Tra i vari modi in cui Mosca ha tentato di influenzare queste elezioni, è emblematico quello individuato dalla Bbc grazie a
una reporter sotto copertura.
La sedicente coordinatrice di un’azienda della Transnistria ha reclutato la giornalista in incognito per produrre post su TikTok e Facebook prima delle elezioni, pagandola tramite con la carta di credito di una banca russa sanzionata.
Inizialmente su temi patriottici, i contenuti sono poi diventati apertamente politici e diffamatori, comprendendo accuse infondate contro il governo moldavo e contro Sandu. Tra le fake news, quella secondo cui l’adesione della all’Ue prevede un cambiamento dell’“orientamento sessuale” dei cittadini in senso Lgbt.
E poi quella secondo cui la presidente Sandu sarebbe coinvolta in traffico di minori. Al di là di queste enormi bufale, normali per chi sa qualcosa delle troll-factory di Cremlino e dintorni, la Bbc ha scoperto che la rete segreta filorussa fa capo all’oligarca Ilan Shor, moldavo legato ai maggiori scandali finanziari del Paese, ricercato e rifugiatosi a Mosca.
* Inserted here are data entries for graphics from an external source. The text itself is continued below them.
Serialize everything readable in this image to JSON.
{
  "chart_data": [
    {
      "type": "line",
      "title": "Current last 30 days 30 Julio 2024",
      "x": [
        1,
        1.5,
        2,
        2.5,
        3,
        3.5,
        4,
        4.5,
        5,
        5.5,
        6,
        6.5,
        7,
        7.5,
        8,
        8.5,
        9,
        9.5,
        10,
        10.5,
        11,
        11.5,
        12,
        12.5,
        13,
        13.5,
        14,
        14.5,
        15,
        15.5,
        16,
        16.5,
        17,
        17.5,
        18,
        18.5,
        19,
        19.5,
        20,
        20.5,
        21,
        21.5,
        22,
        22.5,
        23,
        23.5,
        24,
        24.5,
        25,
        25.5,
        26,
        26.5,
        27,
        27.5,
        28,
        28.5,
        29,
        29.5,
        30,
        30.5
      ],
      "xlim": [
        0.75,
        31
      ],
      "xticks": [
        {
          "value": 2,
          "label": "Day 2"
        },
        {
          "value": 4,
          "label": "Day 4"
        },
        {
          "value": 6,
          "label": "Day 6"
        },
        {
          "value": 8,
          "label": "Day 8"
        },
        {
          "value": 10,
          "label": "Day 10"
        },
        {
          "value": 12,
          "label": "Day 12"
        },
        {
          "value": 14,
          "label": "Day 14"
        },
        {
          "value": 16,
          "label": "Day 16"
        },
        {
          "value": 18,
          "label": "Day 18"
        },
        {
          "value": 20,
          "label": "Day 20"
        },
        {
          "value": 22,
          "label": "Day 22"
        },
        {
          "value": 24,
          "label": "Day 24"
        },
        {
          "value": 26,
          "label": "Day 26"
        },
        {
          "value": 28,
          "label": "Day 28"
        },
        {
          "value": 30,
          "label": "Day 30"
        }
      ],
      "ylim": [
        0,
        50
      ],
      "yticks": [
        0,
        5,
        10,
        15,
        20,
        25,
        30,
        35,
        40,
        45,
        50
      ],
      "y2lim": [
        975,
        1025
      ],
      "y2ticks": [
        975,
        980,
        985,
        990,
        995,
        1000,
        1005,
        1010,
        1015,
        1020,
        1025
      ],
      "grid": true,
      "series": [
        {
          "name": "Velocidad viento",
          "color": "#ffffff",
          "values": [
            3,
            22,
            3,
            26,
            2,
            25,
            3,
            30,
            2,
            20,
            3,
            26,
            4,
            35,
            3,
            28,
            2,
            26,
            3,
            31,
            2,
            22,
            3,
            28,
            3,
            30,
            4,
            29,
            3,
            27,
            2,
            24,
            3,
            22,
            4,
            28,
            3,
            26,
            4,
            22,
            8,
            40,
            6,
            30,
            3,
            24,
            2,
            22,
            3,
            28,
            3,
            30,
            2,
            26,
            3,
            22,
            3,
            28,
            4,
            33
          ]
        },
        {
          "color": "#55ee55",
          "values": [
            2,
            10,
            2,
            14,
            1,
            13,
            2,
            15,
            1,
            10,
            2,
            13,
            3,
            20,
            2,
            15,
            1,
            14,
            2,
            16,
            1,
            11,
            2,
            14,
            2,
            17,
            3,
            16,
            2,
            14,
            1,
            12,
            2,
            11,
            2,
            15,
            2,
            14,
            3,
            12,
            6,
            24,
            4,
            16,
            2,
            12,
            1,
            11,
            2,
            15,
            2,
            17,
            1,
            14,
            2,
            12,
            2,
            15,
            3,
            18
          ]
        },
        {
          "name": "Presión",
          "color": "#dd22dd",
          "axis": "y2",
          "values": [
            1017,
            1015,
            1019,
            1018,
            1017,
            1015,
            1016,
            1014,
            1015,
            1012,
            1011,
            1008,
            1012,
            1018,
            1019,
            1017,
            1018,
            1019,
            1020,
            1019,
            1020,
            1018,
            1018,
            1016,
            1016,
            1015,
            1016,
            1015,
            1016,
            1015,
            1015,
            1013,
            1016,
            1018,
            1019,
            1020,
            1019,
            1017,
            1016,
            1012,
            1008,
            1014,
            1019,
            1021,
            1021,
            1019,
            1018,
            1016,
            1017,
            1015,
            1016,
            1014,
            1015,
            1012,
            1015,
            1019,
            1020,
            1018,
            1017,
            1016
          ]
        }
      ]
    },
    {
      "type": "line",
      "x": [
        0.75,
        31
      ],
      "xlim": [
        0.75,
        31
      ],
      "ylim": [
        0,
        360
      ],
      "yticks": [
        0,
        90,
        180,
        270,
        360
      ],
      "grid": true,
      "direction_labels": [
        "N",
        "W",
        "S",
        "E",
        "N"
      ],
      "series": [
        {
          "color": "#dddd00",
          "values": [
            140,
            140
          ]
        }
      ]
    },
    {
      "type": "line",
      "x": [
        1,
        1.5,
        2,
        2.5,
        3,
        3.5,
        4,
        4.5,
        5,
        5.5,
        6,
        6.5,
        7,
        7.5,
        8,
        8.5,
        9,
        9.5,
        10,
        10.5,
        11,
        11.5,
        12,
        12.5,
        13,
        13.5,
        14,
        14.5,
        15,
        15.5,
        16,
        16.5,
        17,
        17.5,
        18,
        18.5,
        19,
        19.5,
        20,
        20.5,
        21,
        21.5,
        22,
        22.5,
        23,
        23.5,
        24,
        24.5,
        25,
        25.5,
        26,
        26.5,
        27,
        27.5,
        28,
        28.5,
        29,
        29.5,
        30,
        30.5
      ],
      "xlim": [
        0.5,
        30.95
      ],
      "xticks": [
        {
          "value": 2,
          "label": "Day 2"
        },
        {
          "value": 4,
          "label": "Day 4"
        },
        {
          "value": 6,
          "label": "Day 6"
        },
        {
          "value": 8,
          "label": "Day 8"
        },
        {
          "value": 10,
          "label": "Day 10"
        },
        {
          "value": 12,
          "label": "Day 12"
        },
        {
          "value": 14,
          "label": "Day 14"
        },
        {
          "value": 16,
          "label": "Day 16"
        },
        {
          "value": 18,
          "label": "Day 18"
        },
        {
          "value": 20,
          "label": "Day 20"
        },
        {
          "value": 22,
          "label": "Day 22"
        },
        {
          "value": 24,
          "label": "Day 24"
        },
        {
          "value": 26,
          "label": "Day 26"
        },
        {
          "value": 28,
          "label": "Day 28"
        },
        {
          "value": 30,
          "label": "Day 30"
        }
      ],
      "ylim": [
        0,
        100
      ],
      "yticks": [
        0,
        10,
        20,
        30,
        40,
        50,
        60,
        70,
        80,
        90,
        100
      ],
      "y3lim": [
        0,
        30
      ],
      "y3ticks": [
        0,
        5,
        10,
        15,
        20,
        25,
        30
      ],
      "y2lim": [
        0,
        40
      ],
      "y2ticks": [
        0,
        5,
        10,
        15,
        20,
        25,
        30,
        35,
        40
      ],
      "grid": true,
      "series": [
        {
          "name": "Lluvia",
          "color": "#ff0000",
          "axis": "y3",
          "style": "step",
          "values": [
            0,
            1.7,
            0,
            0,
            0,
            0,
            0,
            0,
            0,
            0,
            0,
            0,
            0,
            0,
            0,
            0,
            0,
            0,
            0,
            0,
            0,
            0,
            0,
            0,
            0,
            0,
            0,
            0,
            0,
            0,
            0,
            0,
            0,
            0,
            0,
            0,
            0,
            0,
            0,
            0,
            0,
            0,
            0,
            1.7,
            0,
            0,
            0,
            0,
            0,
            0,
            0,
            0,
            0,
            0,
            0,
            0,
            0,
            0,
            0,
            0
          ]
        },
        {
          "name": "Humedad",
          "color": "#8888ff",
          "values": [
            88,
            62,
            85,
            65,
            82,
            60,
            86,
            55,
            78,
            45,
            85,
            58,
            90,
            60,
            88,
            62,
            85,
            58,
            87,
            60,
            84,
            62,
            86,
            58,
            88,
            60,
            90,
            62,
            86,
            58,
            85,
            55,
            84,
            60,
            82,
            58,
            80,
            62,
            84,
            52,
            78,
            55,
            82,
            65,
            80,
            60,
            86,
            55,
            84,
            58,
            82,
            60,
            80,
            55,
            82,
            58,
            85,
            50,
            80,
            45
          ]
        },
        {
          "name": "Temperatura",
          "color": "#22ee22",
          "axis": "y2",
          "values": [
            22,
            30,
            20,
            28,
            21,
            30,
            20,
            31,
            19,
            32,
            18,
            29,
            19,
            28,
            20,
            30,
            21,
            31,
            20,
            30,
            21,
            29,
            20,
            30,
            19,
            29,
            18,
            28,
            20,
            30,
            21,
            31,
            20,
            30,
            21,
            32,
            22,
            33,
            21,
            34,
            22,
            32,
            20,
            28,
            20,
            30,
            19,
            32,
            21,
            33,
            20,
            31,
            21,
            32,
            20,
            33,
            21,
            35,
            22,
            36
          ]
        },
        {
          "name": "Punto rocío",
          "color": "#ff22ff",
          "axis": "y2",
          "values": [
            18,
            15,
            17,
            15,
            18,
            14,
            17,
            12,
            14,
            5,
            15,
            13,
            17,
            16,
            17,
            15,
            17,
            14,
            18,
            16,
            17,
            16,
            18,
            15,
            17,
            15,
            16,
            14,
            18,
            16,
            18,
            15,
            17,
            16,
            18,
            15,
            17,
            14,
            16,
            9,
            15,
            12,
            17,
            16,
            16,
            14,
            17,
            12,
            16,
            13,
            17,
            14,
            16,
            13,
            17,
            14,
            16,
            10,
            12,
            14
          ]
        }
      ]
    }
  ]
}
Shor da anni è l’eminenza grigia dei movimenti pro-Cremlino nel suo Paese: “Per le presidenziali del 2024 la sua campagna era incentrata sul denaro, quest’anno ha puntato alla disinformazione”, ha detto alla Bbc da Chisinau il capo della polizia Viorel Cernauteanu.
E Putin perde terreno
Le manifestazioni contro il risultato elettorale subito organizzate dai partiti e dai movimenti pro-Cremlino “non causeranno seri disordini”, sostiene il professor Nillson. Solo qualche centinaio di persone, al momento in cui scriviamo, è sceso in piazza.
“Ma gli organizzatori cercheranno sempre più cittadini scontenti
da coinvolgere e potrebbero ricorrere a metodi meno evidenti per destabilizzare il governo”. La Russia “continuerà a finanziare operazioni di interferenza e di disinformazione in Moldavia e altrove”, aggiunge.
La Moldavia è considerata da Mosca un Paese chiave. Per la sua vicinanza all’Ucraina e alle basi Nato, e per la presenza russa in Transnistria. La perdita di influenza potrebbe indebolire il soft power russo e favorire un effetto domino pro-Ue nella regione.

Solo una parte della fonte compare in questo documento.